Pertanto, quando la mente, il giudizio si impone alla nostra coscienza, abbiamo due possibilità: credergli – vale a dire ritenere che ciò che si esprime nel pensiero sia vero, sia la VERITA’ – o semplicemente osservarlo come un prodotto della nostra mente. Se riusciamo a disidentificarci dal contenuto dei nostri pensieri, essi cominciano ad assumere un valore relativo. Allora, forse, possiamo via via renderci conto che, con gli strumenti della mente, possiamo credere – e argomentare! – tutto e il contrario di tutto. Che l’oggettività è una chimera, più di quanto siamo disposti a riconoscere.

Proseguendo in questo viaggio ai confini della realtà (la nostra realtà mentale), potremmo anche arrivare a mettere in discussione la nostra identificazione con certe qualità che noi riteniamo ci appartengano inequivocabilmente. Potremmo anche chiederci se, a questo punto, persino le caratteristiche che noi detestiamo di più al mondo siano davvero così lontane da noi. In breve, il cammino virtuale partito con il relativizzare il ruolo dei nostri pensieri potrebbe inaspettatamente portarci a considerare che anche ciò con cui più strenuamente ci identifichiamo (e che chiamiamo personalità – da persona, la cui etimologia, guarda un po’, fa riferimento alle MASCHERE con cui gli attori teatrali un tempo calcavano le scene), possa essere più mutevole o complesso di quanto crediamo.

Potremmo scoprire che, forse, le riflessioni degli antichi in merito alla copresenza degli opposti, all’illusorietà della separazione, e alla manifestazione dell’unicità nel molteplice e del molteplice nell’uno forse non sono solo voli pindarici di qualche filosofo farneticante ma hanno un fondamento più che legittimo e di valore.

E quindi? Non è forse anche tutto questo discorso un prodotto mentale?

Potrebbe esserlo, se non avesse un risvolto pratico estremamente importante. E quale sarebbe la ricaduta pratica nelle nostre esistenze?

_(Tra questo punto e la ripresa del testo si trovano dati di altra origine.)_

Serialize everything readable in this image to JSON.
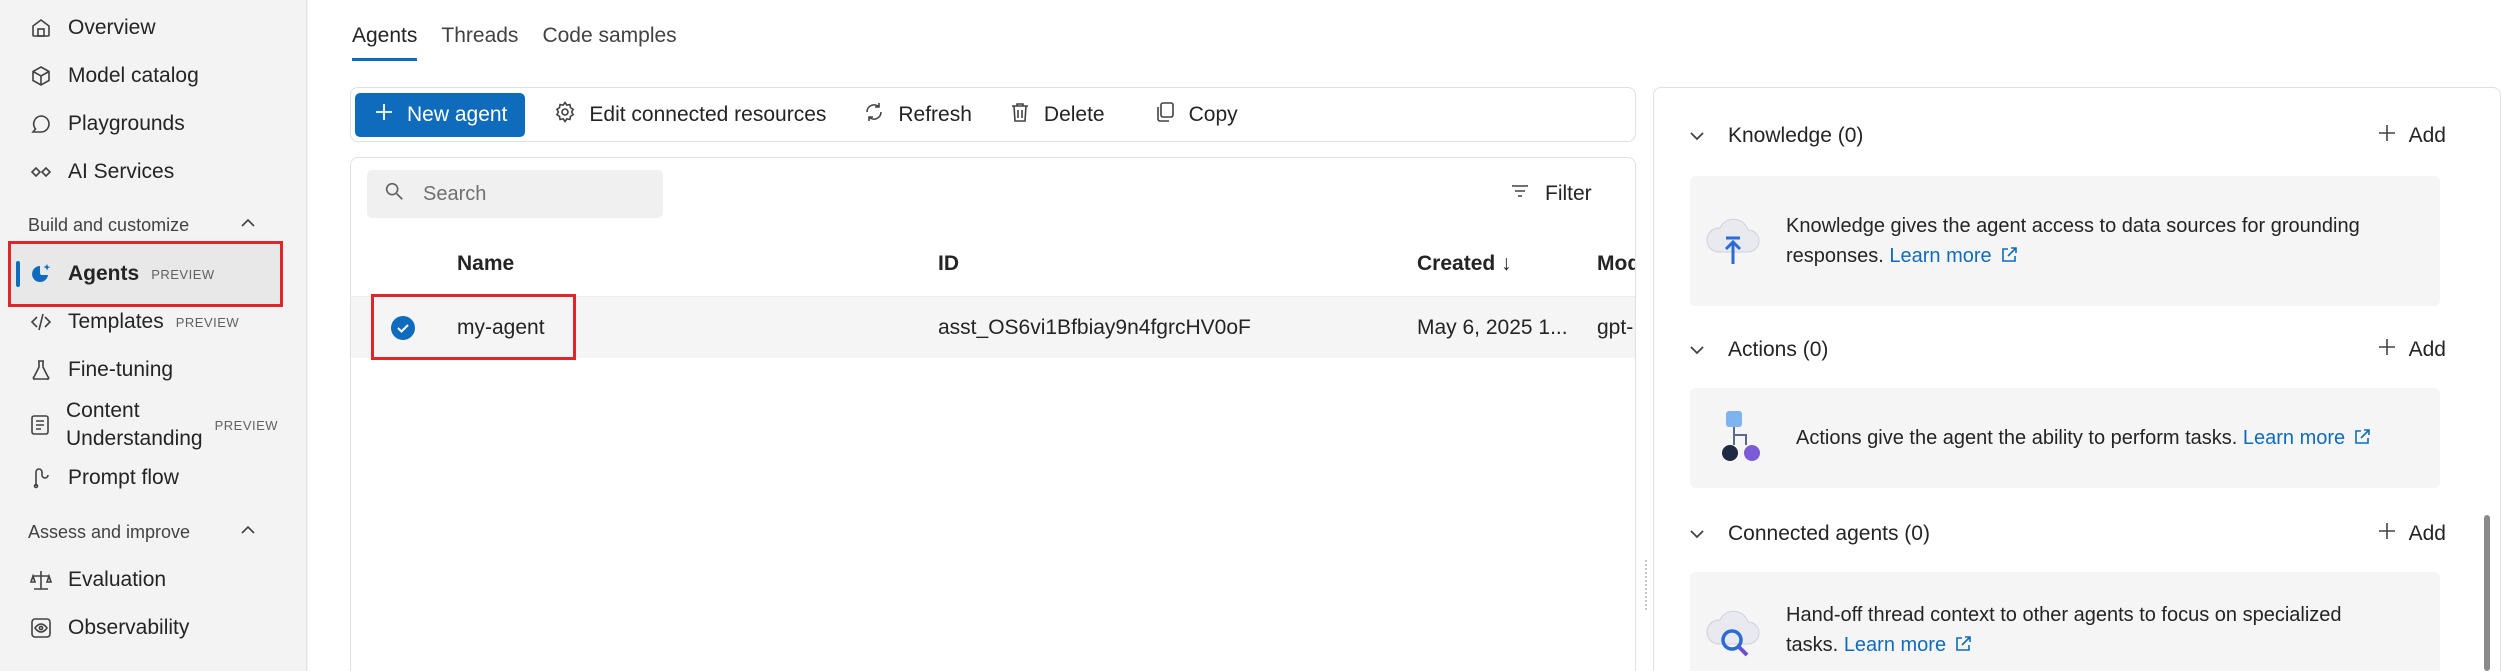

Quella di non considerare come realtà vera e inconfutabile ciò che dicono i nostri pensieri, né in merito al mondo esterno, né in merito al nostro mondo interno.

Cioè?

Per dirla fuori dai denti: siamo proprio sicuri che quando ci identifichiamo con delle qualità che riteniamo ci appartengano, sia proprio così? E se invece quelle fossero solo delle possibilità del nostro modo di essere? Non è invece che in noi ci siano anche delle qualità che rifiutiamo categoricamente di vedere, di accettare, di riconoscerci?

Si dice che gli altri siano il nostro specchio. Ebbene, e se le caratteristiche che non possiamo sopportare nell’altro ci stessero solo rimandando qualcosa di noi? Se la rabbia, l’insofferenza per i tratti di qualcuno fossero così poco tollerabili proprio perché vanno a mettere il dito nella piaga (ovvero nel fatto che quegli stessi tratti facciano parte anche di noi, sebbene non vogliamo ammetterlo)?

Ecco allora un’indicazione pratica che deriva da questa riflessione: ogni volta che ci sentiamo irritati da un comportamento o da una persona, domandiamoci quanto quell’aspetto che critichiamo o che francamente biasimiamo ci possa in realtà appartenere, anche se in forma potenziale. In forma potenziale vuol dire che, a certe condizioni e in certe circostanze, forse anche noi potremmo esprimerlo. Anche se finora magari non è (ancora) successo. E a che scopo fare queste considerazioni?

Per uno scopo importantissimo: relativizzare le nostre credenze e cominciare a renderci conto che davvero le categorie mentali, seppur in tanti casi utili, possono diventare delle gabbie in cui chiudiamo noi stessi. E per iniziare a familiarizzare, sempre di più,  con la consapevolezza che il mondo, la vita, le creature, sono meno separate di quanto pensiamo e avere maggiore compassione per noi stessi e per gli altri, poiché in ognuno di noi è racchiusa la complessità dell’esistenza, nei suoi aspetti più piacevoli e più dolorosi.